Unlike his sometime political rival Henry, Pendleton was a moderate who initially hoped for reconciliation rather than revolt. With Thomas Jefferson and George Wythe, Pendleton revised Virginia's legal code after the break with Britain. To contemporaries, Pendleton may have distinguished himself most as a judge, particularly in the appellate roles in which he spent his final 25 years, including leadership of what is now known as the Supreme Court of Virginia.

On hearing of his death, Congress agreed to wear badges of mourning for 30 days and expressed "their regret that another star is fallen from the splendid constellation of virtue and talents which guided the people of the United States, in their struggle for independence".

Pendleton was born in Caroline County, Virginia, to Mary Bishop Taylor, whose young husband (and father of her six other children), Henry Pendleton, had died four months earlier. Pendleton's maternal grandfather, James Taylor, was a large landowner in nearby Rappahannock County and may have helped raise the children until the widow remarried Edward Watkins two years later. James Taylor was born near Winchester in Hampshire, England in 1671 and had emigrated to America as a child with his parents in 1679. Pendleton's paternal grandfather, Philip Pendleton was born in Norwich, England in 1650 and emigrated to America in 1674. When Edmund was 14 years old, he became apprenticed to Benjamin Robinson, clerk of the Caroline County Court, which is where he learned about political issues and soon began reading law books and learning legal procedures. In 1737, Pendleton was made clerk of the vestry of St. Mary's Parish in Caroline, which began his involvement with practical church-related matters which would continue throughout his life.

Pendleton received a license to practice law in April 1741. His success before nearby county courts, including as the prosecuting attorney for Essex County, allowed Pendleton to become a member of the General Court bar in October 1745. When attorneys were forbidden to practice before both courts, Pendleton chose the General Court and wrapped up his lower court practice—which allowed him to accept appointment as a justice of the peace for Caroline County in 1751. Pendleton also trained many young lawyers, including his nephews John Penn (later one of the signers of the Declaration of Independence) and John Taylor of Caroline (who became a U.S. Senator).

From 1752 to 1776, Pendleton represented Caroline County in the House of Burgesses.

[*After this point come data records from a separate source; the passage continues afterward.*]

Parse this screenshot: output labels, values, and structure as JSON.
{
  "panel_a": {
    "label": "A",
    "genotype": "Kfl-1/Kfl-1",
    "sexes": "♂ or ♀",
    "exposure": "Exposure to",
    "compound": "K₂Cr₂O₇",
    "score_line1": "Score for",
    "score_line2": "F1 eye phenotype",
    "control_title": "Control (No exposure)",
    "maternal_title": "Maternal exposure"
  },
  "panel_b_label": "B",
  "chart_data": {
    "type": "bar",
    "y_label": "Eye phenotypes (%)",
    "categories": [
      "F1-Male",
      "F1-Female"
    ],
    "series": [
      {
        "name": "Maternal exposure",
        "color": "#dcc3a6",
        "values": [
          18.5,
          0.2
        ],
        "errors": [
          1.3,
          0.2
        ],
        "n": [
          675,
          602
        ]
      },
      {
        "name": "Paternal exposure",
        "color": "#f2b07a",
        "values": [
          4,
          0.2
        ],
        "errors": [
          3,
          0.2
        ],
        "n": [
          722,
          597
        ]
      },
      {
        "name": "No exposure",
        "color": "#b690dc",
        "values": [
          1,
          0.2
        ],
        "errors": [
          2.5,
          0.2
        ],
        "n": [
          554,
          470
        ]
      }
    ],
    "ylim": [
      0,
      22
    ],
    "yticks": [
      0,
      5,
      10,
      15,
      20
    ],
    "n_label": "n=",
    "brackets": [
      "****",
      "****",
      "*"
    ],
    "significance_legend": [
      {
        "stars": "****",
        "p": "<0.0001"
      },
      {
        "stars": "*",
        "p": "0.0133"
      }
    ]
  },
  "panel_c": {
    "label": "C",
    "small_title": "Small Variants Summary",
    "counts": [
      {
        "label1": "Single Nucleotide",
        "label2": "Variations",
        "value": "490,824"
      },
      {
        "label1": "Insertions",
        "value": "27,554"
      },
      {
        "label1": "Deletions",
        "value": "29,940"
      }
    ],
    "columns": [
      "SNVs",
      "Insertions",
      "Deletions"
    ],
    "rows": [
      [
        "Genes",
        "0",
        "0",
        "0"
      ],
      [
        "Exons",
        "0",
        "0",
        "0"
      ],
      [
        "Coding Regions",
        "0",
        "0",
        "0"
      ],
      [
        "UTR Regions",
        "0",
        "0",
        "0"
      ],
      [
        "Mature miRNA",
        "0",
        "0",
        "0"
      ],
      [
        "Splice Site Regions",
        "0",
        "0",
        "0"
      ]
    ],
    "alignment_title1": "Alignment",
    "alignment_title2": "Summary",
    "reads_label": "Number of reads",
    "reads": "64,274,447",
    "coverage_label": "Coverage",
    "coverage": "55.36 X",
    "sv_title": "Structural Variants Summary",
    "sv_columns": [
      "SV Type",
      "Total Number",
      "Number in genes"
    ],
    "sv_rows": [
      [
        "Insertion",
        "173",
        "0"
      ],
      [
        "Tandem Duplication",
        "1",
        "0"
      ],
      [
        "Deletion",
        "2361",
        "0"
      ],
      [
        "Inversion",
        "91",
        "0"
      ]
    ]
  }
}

In May 1766, his mentor, the powerful speaker John Robinson died, and Pendleton was appointed one of the executors, thus becoming involved in the John Robinson estate scandal throughout the rest of his legal career.

Pendleton was on the Virginia Committee of Correspondence in 1773 and was a delegate to Continental Congress from Virginia in 1774. A moderate among the revolutionaries, in a resolution at the Second Continental Congress he said: "The ground and foundation of the present unhappy dispute between the British Ministry and Parliament and America, is a Right claimed by the former to tax the Subjects of the latter without their consent, and not an inclination on our part to set up for independency, which we utterly disavow and wish to restore to a Constitutional Connection upon the most solid and reasonable basis."

Pendleton served as president of the Virginia Committee of Safety from August 16, 1775, to July 5, 1776 (effectively serving as governor of the colony), and as president of the Virginia Convention which authorized Virginia's delegates to propose a resolution to move for the break from Britain and create a Declaration of Independence. The Convention debated the Virginia Declaration of Rights, drafted by George Mason, which served as a model for the Declaration of Independence. Pendleton proposed the modification in the statement of universal rights in Virginia's declaration to exclude slaves, thus winning support of slave owners.